You know them because the journalists decided to tell you. Miller and Cooper both made certain that the public knew every syllable uttered by the sources they've sanctimoniously told us, again and again, they made commitments to shield. And they did it in the worst possible way: in hyper-hyped, autobiographical, self-adulating accounts of their valiant struggle to withhold information from a grand jury despite that nagging inconvenience the rest of us know as the law...

But, as these reporters and their publications well know, they didn't have to do it...

If their principle was what they purported it to be, if they were as committed to it as they feigned, you wouldn't know anything. Their sources would remain confidential — perhaps forever. In the chain of charades begun by the charlatan Joseph Wilson, the phoniest of all may be that the special counsel, rather than mendacious media themselves, outed confidential sources...

It's worth remembering the now ancient history of this affair. Matters got kicked off over two years ago when Robert Novak wrote a column recounting what two Bush administration officials told him about Plame.

Who were Novak's confidential sources? We don't know.

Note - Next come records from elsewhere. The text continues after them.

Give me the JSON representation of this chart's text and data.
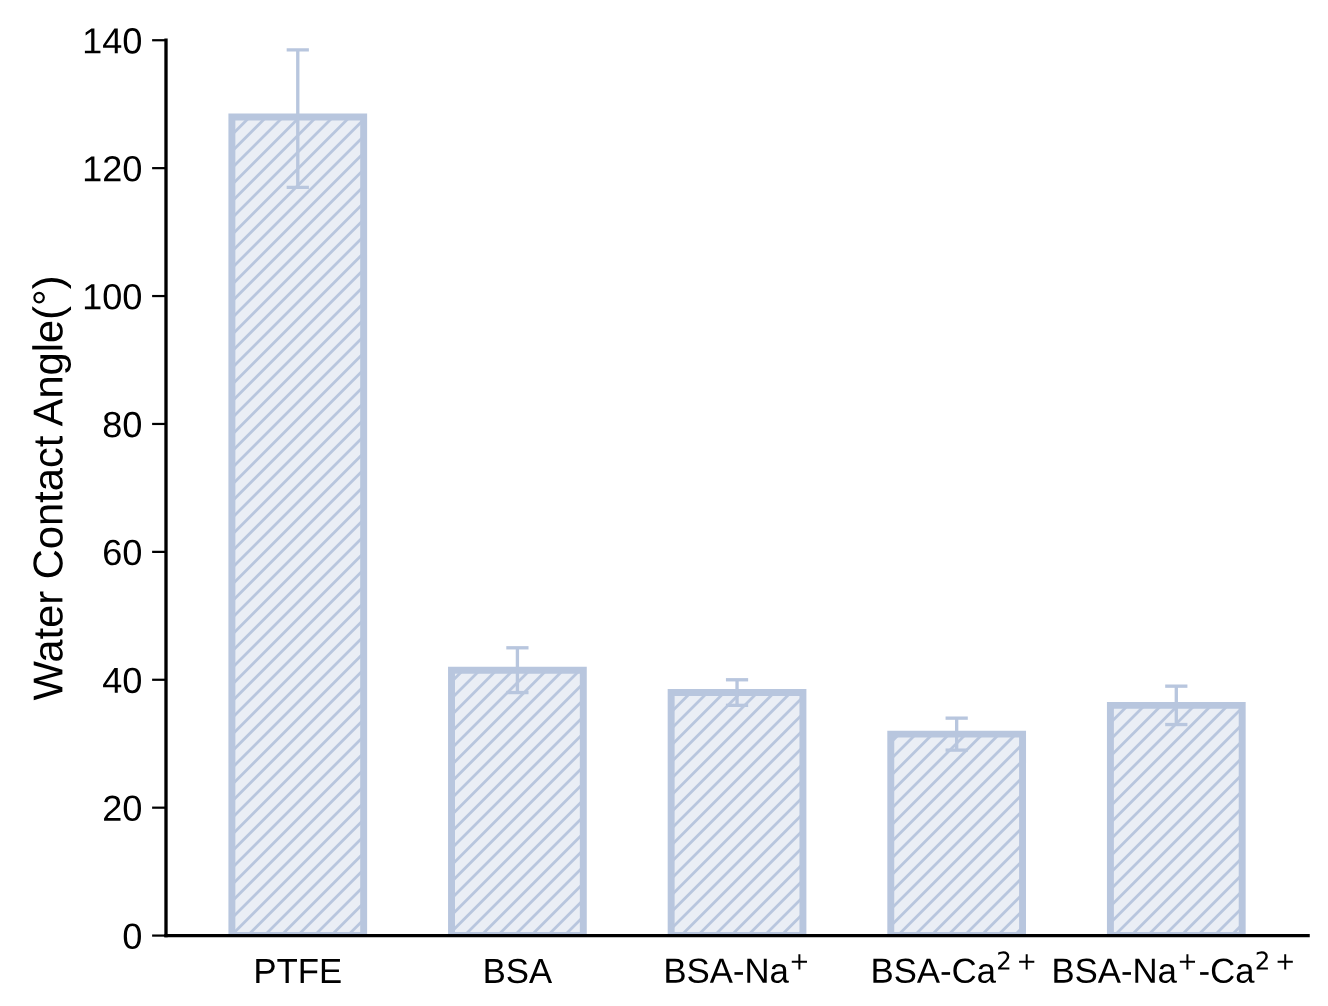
{
  "chart_data": {
    "type": "bar",
    "ylabel": "Water Contact Angle(°)",
    "categories": [
      "PTFE",
      "BSA",
      "BSA-Na$^{+}$",
      "BSA-Ca$^{2+}$",
      "BSA-Na$^{+}$-Ca$^{2+}$"
    ],
    "values": [
      128,
      41.5,
      38,
      31.5,
      36
    ],
    "errors": [
      [
        117,
        138.5
      ],
      [
        38,
        45
      ],
      [
        36,
        40
      ],
      [
        29,
        34
      ],
      [
        33,
        39
      ]
    ],
    "color": "#b8c6de",
    "ylim": [
      0,
      140
    ],
    "yticks": [
      0,
      20,
      40,
      60,
      80,
      100,
      120,
      140
    ],
    "grid": false
  }
}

It's fair to assume Novak has told the grand jury who they were. The law gave him no choice. But having promised to shield his sources from the public, he evidently did not regard a narrow legal compulsion to provide evidence in a secret proceeding as license to expose those sources for the entire universe to see and snicker at. And if the investigation ends without charges or with guilty pleas, you won't know anymore about Novak's sources tomorrow than you do today.

Yet, in the inverted world of media morality, it's Judith Miller and Matthew Cooper who are the polar stars of integrity. Go figure.